Sharpe – a former CEO at Carlsbad-based TaylorMade – joined Topgolf in 2018 as chief franchise officer. In May of this year, Topgolf Callaway Brands named him to his recent role managing the company’s Europe, Middle East and Asia business, working out of the company’s London office.
Spinning Off Topgolf
The Saudi Arabia expansion follows Topgolf Callaway Brands’ Sept. 4 announcement it was pursuing spinning off the Topgolf business to Topgolf Callaway Brands’ shareholders. The company announced it was still evaluating all options for separating the segments into independent businesses, but that spinning off Topgolf into a public company in a transaction that is intended to be tax-free to both the company and its shareholders is the most likely path. The company expects to execute the spin-off of Topgolf in the second half of 2025.
“Looking forward, we remain convinced that Topgolf is a high-quality, free cash flow generating business with a significant future value creation opportunity. Topgolf is transforming the game of golf and is expected to deliver substantial financial returns over time,” said Topgolf Callaway Brands President and CEO Chip Brewer. “At the same time, Topgolf has a different operating model, capital structure and investment thesis than Callaway, and as a result, the Board has determined that separating Topgolf will best position Topgolf and Callaway for success and maximize shareholder value.”
Topgolf Callaway cited improved strategic focus, capital allocation and operating structure for each business as rationale for splitting Topgolf from Callaway.
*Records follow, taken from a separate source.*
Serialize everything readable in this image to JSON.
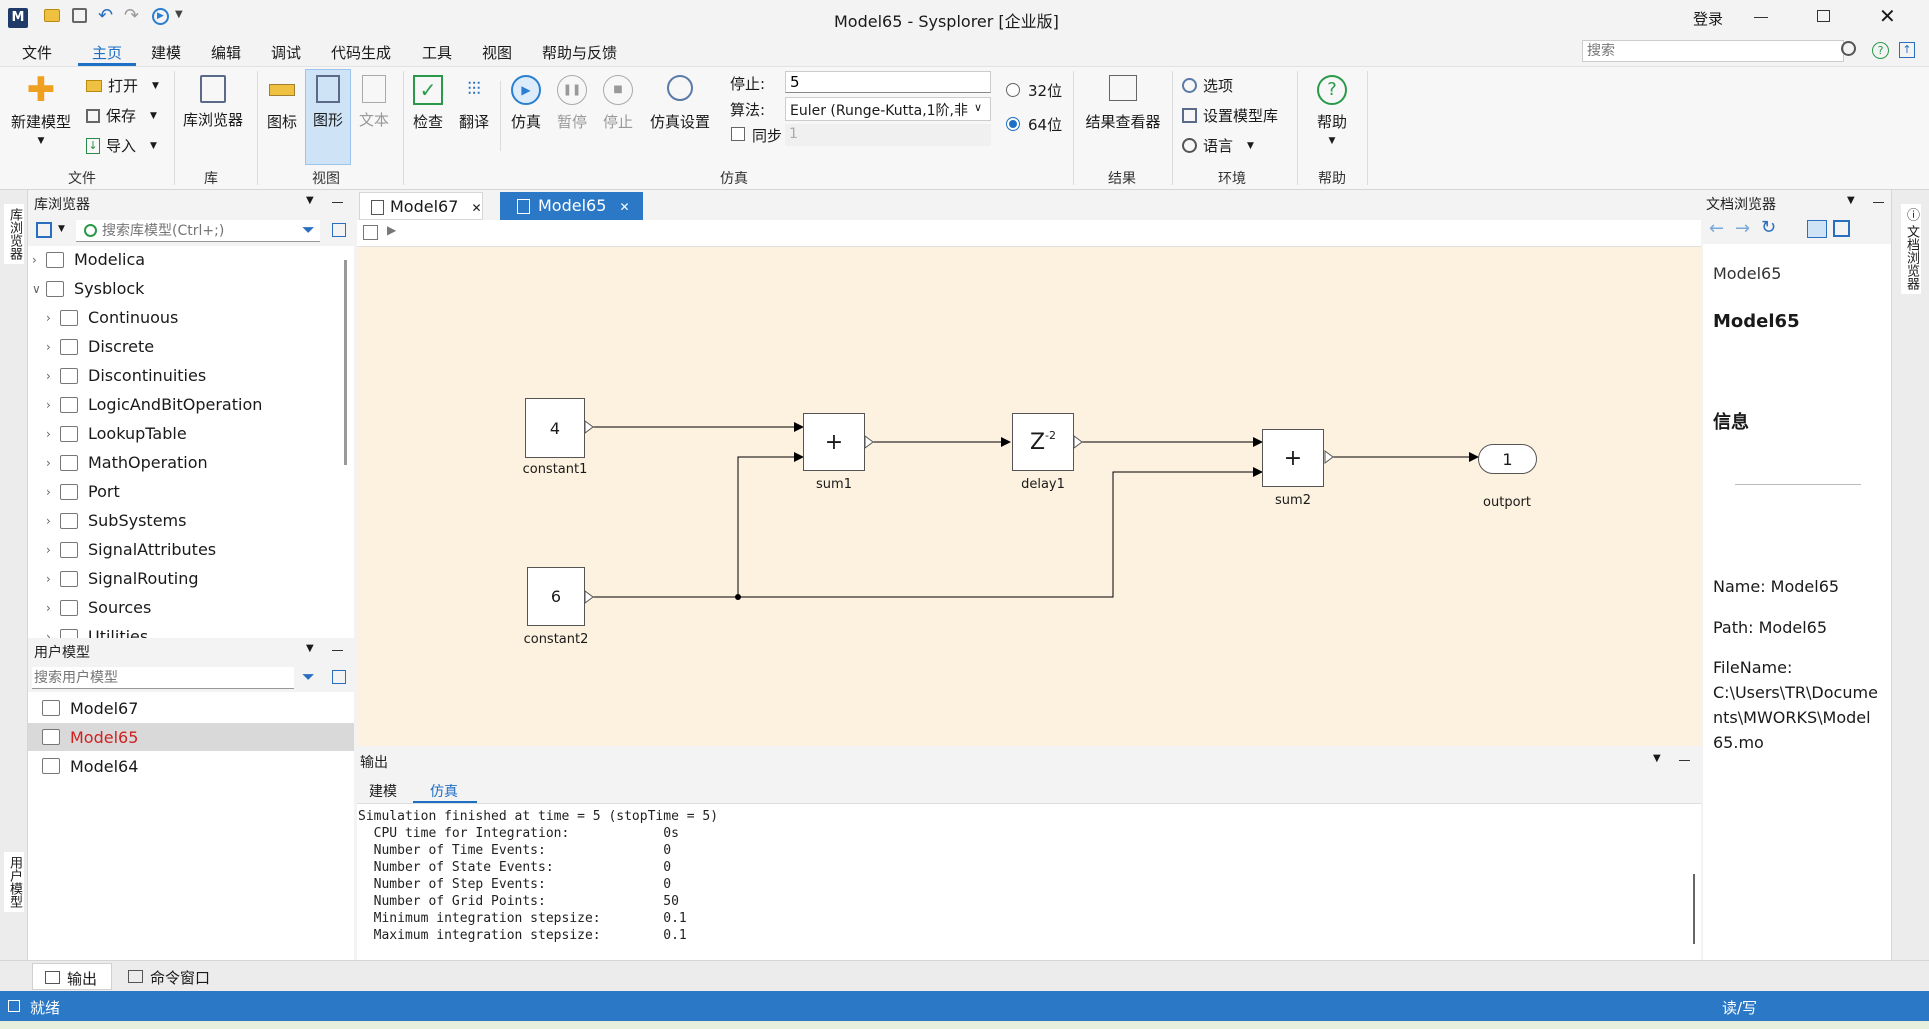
{
  "window": {
    "title": "Model65 - Sysplorer [企业版]",
    "login": "登录"
  },
  "menu": [
    "文件",
    "主页",
    "建模",
    "编辑",
    "调试",
    "代码生成",
    "工具",
    "视图",
    "帮助与反馈"
  ],
  "search_placeholder": "搜索",
  "ribbon": {
    "file": {
      "new_model": "新建模型",
      "open": "打开",
      "save": "保存",
      "import": "导入",
      "group": "文件"
    },
    "lib": {
      "browser": "库浏览器",
      "group": "库"
    },
    "view": {
      "icon": "图标",
      "graphic": "图形",
      "text": "文本",
      "group": "视图"
    },
    "sim": {
      "check": "检查",
      "translate": "翻译",
      "simulate": "仿真",
      "pause": "暂停",
      "stop": "停止",
      "settings": "仿真设置",
      "stop_label": "停止:",
      "stop_value": "5",
      "algo_label": "算法:",
      "algo_value": "Euler (Runge-Kutta,1阶,非",
      "sync_label": "同步",
      "sync_value": "1",
      "bit32": "32位",
      "bit64": "64位",
      "group": "仿真"
    },
    "result": {
      "viewer": "结果查看器",
      "group": "结果"
    },
    "env": {
      "options": "选项",
      "set_lib": "设置模型库",
      "language": "语言",
      "group": "环境"
    },
    "help": {
      "help": "帮助",
      "group": "帮助"
    }
  },
  "left_vtabs": {
    "lib": "库浏览器",
    "user": "用户模型"
  },
  "lib_panel": {
    "title": "库浏览器",
    "search_placeholder": "搜索库模型(Ctrl+;)",
    "items": [
      {
        "label": "Modelica",
        "level": 0,
        "expanded": false
      },
      {
        "label": "Sysblock",
        "level": 0,
        "expanded": true
      },
      {
        "label": "Continuous",
        "level": 1
      },
      {
        "label": "Discrete",
        "level": 1
      },
      {
        "label": "Discontinuities",
        "level": 1
      },
      {
        "label": "LogicAndBitOperation",
        "level": 1
      },
      {
        "label": "LookupTable",
        "level": 1
      },
      {
        "label": "MathOperation",
        "level": 1
      },
      {
        "label": "Port",
        "level": 1
      },
      {
        "label": "SubSystems",
        "level": 1
      },
      {
        "label": "SignalAttributes",
        "level": 1
      },
      {
        "label": "SignalRouting",
        "level": 1
      },
      {
        "label": "Sources",
        "level": 1
      },
      {
        "label": "Utilities",
        "level": 1
      }
    ]
  },
  "user_panel": {
    "title": "用户模型",
    "search_placeholder": "搜索用户模型",
    "items": [
      {
        "label": "Model67",
        "selected": false
      },
      {
        "label": "Model65",
        "selected": true
      },
      {
        "label": "Model64",
        "selected": false
      }
    ]
  },
  "tabs": [
    {
      "label": "Model67",
      "active": false
    },
    {
      "label": "Model65",
      "active": true
    }
  ],
  "diagram": {
    "blocks": [
      {
        "id": "constant1",
        "text": "4",
        "label": "constant1"
      },
      {
        "id": "constant2",
        "text": "6",
        "label": "constant2"
      },
      {
        "id": "sum1",
        "text": "+",
        "label": "sum1"
      },
      {
        "id": "delay1",
        "text": "Z",
        "sup": "-2",
        "label": "delay1"
      },
      {
        "id": "sum2",
        "text": "+",
        "label": "sum2"
      },
      {
        "id": "outport",
        "text": "1",
        "label": "outport"
      }
    ]
  },
  "output": {
    "title": "输出",
    "tabs": [
      "建模",
      "仿真"
    ],
    "active_tab": "仿真",
    "lines": [
      "Simulation finished at time = 5 (stopTime = 5)",
      "  CPU time for Integration:            0s",
      "  Number of Time Events:               0",
      "  Number of State Events:              0",
      "  Number of Step Events:               0",
      "  Number of Grid Points:               50",
      "  Minimum integration stepsize:        0.1",
      "  Maximum integration stepsize:        0.1"
    ]
  },
  "doc_panel": {
    "title": "文档浏览器",
    "vtab": "文档浏览器",
    "model_small": "Model65",
    "model_big": "Model65",
    "info": "信息",
    "name": "Name: Model65",
    "path": "Path: Model65",
    "filename_label": "FileName:",
    "filename_lines": [
      "C:\\Users\\TR\\Docume",
      "nts\\MWORKS\\Model",
      "65.mo"
    ]
  },
  "bottom_tabs": {
    "output": "输出",
    "cmd": "命令窗口"
  },
  "status": {
    "left": "就绪",
    "right": "读/写"
  }
}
The company’s Topgolf segment brought in $1.8 billion in the first half of the fiscal year, according to Topgolf Callaway’s Q2 report – and the golf entertainment venue business is still growing rapidly. In addition to the Saudi deal for three new venues, Topgolf this month opened a venue in Greensboro, North Carolina – its fourth in the state – and broke ground on a two-level venue in Panama City Beach, Florida that is set to open in summer 2025 and will be Topgolf’s 10th venue in the state.
A San Diego venue located on Shelter Island is currently working its way toward approval.
Topgolf Callaway’s sports equipment and apparel segments brought in $2.5 billion so far this fiscal year.
“Over the last decade plus, we have transformed Callaway into the No. 1 brand in golf equipment, while building a successful and complementary apparel and accessory business,” Brewer said, adding that Callaway will be “well understood and valued” by market investors “on a stand-alone basis”
When Topgolf and Callaway become stand-alone businesses, they will still benefit from “ongoing, value-creating commercial agreements with one another,” according to the company. For example, Callaway will continue to be the exclusive golf equipment partner for Topgolf.
After the spinoff is completed, Callaway will continue to be led by Brewer, and Topgolf will continue to be led by its CEO Artie Starrs.
Topgolf Callaway Brands
FOUNDED: 1982
FOUNDER: Ely Callaway Jr.
CEO: Chip Brewer
HEADQUARTERS: Carlsbad
BUSINESS: Sports/Leisure
REVENUE: $4.28 billion (2023)
STOCK: NYSE: MODG
EMPLOYEES: 30,000+
WEBSITE: www.topgolfcallawaybrands.com
SOCIAL IMPACT: In 2019, the company launched a global sustainability program to increase awareness and structure to its social and environmental sustainability efforts.
NOTABLE: Callaway is the world’s largest manufacturer of golf clubs and was founded by a former Burlington Industries textile president Eli Callaway Jr., and is said to have first sold clubs out of his car.